Perhaps this link to applied science may guide us toward a new understanding of the term “exploration,” or rather, to recover an old meaning that has been lost.  The idea of exploration leading to exploitation (currently tossed aside in the modern equation of exploration and science) could serve as the “new” guiding principle for modern spaceflight.  By making space the singular preserve of science and politics, both are ill served, much to the determent of humanity.  For now, we remain wedded to the template of launch, use, and discard – a modus suitable to an occasional, expensive and limited presence in space but one wholly inappropriate for undertaking the creation of a modern, permanent space faring infrastructure.  Instead, beginning with the creation of a reusable, extensible cislunar space faring system, we should learn how to use space for national interests by using the Moon and its resources.  This will require a long-term research and development project geared to acquiring the understanding and ability to gather and use the resources available to us in space in order to routinely access, explore and exploit cislunar space and the frontier beyond.
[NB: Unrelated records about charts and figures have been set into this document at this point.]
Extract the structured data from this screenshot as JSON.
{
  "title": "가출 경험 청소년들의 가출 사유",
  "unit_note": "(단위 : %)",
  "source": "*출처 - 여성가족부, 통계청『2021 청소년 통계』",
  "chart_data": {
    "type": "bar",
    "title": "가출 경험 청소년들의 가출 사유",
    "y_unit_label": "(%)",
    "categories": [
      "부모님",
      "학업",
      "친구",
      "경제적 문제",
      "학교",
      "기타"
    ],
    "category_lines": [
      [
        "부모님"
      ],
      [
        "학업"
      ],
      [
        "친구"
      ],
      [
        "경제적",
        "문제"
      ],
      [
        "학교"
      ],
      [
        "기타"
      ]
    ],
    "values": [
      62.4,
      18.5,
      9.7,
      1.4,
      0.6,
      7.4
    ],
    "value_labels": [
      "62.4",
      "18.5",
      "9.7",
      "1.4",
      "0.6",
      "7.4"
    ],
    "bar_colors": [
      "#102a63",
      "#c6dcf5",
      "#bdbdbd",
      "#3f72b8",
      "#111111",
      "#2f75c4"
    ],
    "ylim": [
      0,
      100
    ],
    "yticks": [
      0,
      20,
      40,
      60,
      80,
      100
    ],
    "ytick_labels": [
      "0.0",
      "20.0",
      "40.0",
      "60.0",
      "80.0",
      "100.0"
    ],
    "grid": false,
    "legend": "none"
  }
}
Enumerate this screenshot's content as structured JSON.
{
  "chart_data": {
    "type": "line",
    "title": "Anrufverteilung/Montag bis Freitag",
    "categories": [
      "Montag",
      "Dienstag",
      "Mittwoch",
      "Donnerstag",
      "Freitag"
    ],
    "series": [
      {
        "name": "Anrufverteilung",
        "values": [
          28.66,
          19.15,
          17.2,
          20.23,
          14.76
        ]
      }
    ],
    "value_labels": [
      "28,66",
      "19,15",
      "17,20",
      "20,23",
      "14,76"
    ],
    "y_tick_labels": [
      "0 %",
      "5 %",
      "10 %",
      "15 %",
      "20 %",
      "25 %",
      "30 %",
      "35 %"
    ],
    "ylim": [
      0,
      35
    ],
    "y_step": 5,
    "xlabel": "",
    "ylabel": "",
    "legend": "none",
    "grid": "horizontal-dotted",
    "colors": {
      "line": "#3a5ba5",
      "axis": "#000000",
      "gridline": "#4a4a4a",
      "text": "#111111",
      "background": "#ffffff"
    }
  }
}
This model of a national space program fits the classic understanding of exploration – we go into space as a society and what we do there must have societal value.  Because cislunar space has critical economic and national security value, we need to create a system that can routinely accesses that region of space with robots and people.  Hence, I advocate resource production bases on the Moon, reusable systems, and the build-up of a cislunar spaceflight infrastructure.  Some may not consider this to be “exploration” but the great explorers of history exploited and settled after they found and described.

The attainment of the South Pole one hundred years ago today shifted the meaning of the word exploration and boxed us into an artificial separation of the concepts of discovery and use.  That modern connotation is both arbitrary and historically incorrect.  Exploration includes exploitation and we can exploit the Moon – our nearest planetary neighbor – to create a permanent space faring capability. The development of cislunar space is exploration in the classic sense – a plunge into the unknown:  Can we do this?  How hard is it?  What benefits – beyond those we can recognize now – might we realize from it?   History shows that such undertakings promote new discoveries by opening windows of innovation and generating new streams wealth creation.

Originally published December 14, 2011 at his Smithsonian Air & Space blog The Once and Future Moon, Dr. Spudis is a senior staff scientist at the Lunar and Planetary Institute. The opinions expressed are those of the author and are better informed than average.